Plants have a transformative role in the indoor setup. They not only contribute to the aesthetic aspect but also elevate the overall aura of the space. Undoubtedly, every indoor plant contributes equally.
When it comes to bonsai plants, they have a special aesthetic aspect attached to them. Maintaining bonsai is an art therapy. The miniature trees mimic the full-grown trees in the wild.
The word bonsai stands for “plant in a tray.” Bonsai cultivation first appeared in Japan in the 12th century and has been one of the most effective art therapies for over 2500 years.
Different bonsai convey different meanings. However, each symbolizes balance and the positive order of nature. Know these different styles of bonsai and their significance in life. Take the guide:
1. Forest Bonsai style (Yose-ue)
This is a multi-trunk-style tree in a small pot. This is done by multiple trunks planted together in a single bonsai container to give off the effect of a group of forests. The plants are placed in a zigzag pattern for a lush look. It is one of the most popular bonsai styles that displays a full landscape.
2. Windswept Bonsai style (Fukinagashi)
As the name suggests, this type of bonsai grows in one direction and depicts the flow of the wind in one direction leading to the tilting tree. The branches and the leaves also grow in one direction and ultimately slant in the same direction as well as if blown by the wind. Some recommended trees for this style are Japanese black pine and spruce.

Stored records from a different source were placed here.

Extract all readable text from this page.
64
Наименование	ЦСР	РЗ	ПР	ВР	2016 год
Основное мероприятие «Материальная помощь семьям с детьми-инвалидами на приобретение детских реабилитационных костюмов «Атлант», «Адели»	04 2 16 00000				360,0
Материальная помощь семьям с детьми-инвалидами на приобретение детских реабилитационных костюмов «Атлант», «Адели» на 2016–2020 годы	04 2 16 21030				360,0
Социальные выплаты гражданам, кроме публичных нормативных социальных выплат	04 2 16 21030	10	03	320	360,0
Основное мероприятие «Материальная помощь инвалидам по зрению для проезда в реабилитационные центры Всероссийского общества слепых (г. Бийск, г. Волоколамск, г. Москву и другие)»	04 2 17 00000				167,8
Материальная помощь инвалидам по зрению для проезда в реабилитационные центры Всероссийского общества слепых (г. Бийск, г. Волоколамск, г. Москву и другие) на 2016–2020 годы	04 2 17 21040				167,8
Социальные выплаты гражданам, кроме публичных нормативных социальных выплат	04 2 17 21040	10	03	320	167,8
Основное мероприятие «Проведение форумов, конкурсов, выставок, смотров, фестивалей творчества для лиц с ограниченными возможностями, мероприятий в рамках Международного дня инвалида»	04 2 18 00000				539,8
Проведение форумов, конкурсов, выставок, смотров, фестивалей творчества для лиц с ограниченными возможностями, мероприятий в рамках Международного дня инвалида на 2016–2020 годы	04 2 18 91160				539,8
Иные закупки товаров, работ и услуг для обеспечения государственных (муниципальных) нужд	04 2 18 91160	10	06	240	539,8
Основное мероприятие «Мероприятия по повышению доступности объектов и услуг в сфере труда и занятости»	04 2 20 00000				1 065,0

3. Formal upright Bonsai style (Chokkan)
This is a common bonsai style with a tapering trunk that receives enough care and sunlight. The trunk is thicker at the bottom and grows to be leaner as it shoots up. In this style, consecutive branches alternate from side to side. Recommended bonsai for this style are pine trees, Japanese cypress, and Japanese cedar.
4. Broom style Bonsai (Hokidachi)
In this style of bonsai, the trunk is upright and with branches shooting out resembling a Japanese fan. Interestingly, the trunk does not go to the top but shoots in all directions at about 1/3 the height of the tree. The crown of the tree is ball-shaped making it a picturesque sight.
5. Informal upright Bonsai style (Moyogi)
This type of bonsai grows in a somewhat S shape and is a common phenomenon in both natural and bonsai art. The trunk is thicker at the bottom at tapers to the top. The curving trunk is formed by bending it and wiring it front, back, right, and left. White pine and Japanese maple are most suited to Informal upright bonsai plants.
6. Double trunk style Bonsai (Sokan)
It is the bonsai style where the two trunks grow out of the root system and form a sharp V-shape. In this structure, one trunk dominates the other one in length and thickness and ultimately, both form a single crown of leaves or canopy. The small trunk called the child trunk remains a little more bent than the larger one. The recommended bonsai plants for this form are Japanese beech and maple.
7. Cascade Bonsai style (Kengai)
Trees have a natural tendency to grow upright. However, stooping can happen due to several reasons like falling rocks, excessive wind or snow, etc. And when it comes to growing a Cascading bonsai, it does take a lot of time and effort. This style is preferably done in tall pots. The tree is upright for a small stretch and then bends downwards with horizontal branches for the right balance. The best trees for this style are Satsuki azalea, and Juniper.
Bonsai art is all about personal creativity. The above types are a few guidelines to help you choose your art form.